Yine, en son olarak da sayın vekilim dedi ki: "Burada kanunları parmakla çıkarıyorsunuz, çoğunlukla çıkarıyorsunuz yani önerilerimiz pek dikkate alınmıyor." gibi... Ben öyle olmadığını düşünüyorum. Her eleştirinin, itirazın mutlaka faydası vardır ama Maarif Yasası'nın dahi başına "Türkiye" ismi konuldu yine bir teklifle. Yine, denildi ki: "Yurt içinde okul açarsanız Millî Eğitim Bakanlığına paralel gibi olur." Dolayısıyla, bakın, oraya ekleme yapıldı. "Sadece yurt dışında okul açma izni var." gibi bir değişiklik yapıldı. Yine, dediniz ki: "Yaş sınırı olması gerekir." Doğru, yaş sınırı değişikliğini yine hep beraber yaptık. Ve yine denildi ki: "Ya, üniversite mezunu olması gerekir." Yine önergeler verildi, üniversite mezunu yaptık. Dolayısıyla da yapılacak, makul... Çünkü, çok güzel söylediniz: Bu ülke bizim, bu vatan bizim, bu öğrenciler bizim ve 21'inci yüzyıla da hep beraber inşallah yürüyeceğiz. Onun için, ortak projemizi birlikte yapalım.

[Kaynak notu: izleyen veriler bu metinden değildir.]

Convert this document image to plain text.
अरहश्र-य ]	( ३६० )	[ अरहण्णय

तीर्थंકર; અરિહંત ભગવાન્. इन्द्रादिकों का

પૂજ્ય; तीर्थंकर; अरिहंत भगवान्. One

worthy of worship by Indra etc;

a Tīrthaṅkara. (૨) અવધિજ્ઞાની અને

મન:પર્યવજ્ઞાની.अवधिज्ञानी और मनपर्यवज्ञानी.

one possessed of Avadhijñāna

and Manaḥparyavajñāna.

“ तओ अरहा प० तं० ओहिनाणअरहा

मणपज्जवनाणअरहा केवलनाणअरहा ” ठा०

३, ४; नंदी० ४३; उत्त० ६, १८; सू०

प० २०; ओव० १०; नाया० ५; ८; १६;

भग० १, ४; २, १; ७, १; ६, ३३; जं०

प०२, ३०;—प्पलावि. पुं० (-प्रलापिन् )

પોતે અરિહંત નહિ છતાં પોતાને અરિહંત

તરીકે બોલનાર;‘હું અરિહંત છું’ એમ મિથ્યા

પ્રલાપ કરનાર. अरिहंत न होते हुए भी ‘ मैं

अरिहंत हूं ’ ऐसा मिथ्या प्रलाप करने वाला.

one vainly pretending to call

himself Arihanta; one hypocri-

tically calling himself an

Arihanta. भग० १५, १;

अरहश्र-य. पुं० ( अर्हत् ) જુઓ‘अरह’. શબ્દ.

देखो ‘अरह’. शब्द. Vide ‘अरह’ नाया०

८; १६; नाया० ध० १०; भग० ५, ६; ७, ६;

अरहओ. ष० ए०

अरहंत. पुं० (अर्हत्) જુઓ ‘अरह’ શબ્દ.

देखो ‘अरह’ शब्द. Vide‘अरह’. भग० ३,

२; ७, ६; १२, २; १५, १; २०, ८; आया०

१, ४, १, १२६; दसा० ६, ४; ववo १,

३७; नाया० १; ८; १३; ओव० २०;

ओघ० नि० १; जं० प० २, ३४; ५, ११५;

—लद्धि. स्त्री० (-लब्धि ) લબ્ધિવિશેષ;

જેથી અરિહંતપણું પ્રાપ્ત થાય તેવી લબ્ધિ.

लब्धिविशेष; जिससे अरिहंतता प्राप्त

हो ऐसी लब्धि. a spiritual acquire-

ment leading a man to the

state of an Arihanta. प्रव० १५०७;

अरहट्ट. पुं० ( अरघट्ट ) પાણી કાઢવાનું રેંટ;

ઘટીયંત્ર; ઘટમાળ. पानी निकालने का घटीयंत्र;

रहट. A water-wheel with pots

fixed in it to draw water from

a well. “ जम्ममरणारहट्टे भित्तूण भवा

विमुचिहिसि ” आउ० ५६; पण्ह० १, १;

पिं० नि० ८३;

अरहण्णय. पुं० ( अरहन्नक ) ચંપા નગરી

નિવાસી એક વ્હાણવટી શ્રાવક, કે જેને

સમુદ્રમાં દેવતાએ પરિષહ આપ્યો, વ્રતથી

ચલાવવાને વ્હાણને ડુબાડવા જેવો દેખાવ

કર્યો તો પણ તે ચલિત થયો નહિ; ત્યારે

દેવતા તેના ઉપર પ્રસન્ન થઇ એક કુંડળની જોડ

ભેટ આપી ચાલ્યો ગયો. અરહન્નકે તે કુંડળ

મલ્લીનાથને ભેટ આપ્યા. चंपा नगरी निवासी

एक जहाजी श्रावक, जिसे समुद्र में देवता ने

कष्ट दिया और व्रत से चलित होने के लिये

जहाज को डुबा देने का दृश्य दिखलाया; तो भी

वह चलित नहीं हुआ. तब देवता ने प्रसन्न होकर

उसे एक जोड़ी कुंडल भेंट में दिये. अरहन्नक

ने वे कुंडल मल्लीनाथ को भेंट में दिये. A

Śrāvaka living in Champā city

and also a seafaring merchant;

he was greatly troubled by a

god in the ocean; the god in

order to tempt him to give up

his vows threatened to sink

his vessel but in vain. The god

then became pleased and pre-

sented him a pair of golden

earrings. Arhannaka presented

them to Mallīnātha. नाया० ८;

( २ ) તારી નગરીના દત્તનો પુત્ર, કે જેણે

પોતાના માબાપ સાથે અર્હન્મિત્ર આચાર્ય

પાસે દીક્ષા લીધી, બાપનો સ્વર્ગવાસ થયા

Dolayısıyla, önergelerinizle -şimdi, süreçte de görülecektir- gerçekten iyi gördüğümüz... Bizce ama yanılabiliriz çünkü, bakın, eğer ki "Benim dediğim yüzde 100 doğrudur." derseniz zaten bu bilimsel gerçek değildir. Dolayısıyla, sizin dediğiniz ne kadar doğruysa benim dediğim de o kadar doğrudur. Bir tercih hakkı vermek... Ama, benimki mutlak doğru, sizinki mutlak yanlışsa bu bilimsel gerçeklikle bağdaşmaz diye düşünüyorum.

Ben tekrar, şimdiden, vereceğiniz destek için her birinize ayrı ayrı teşekkür ediyorum.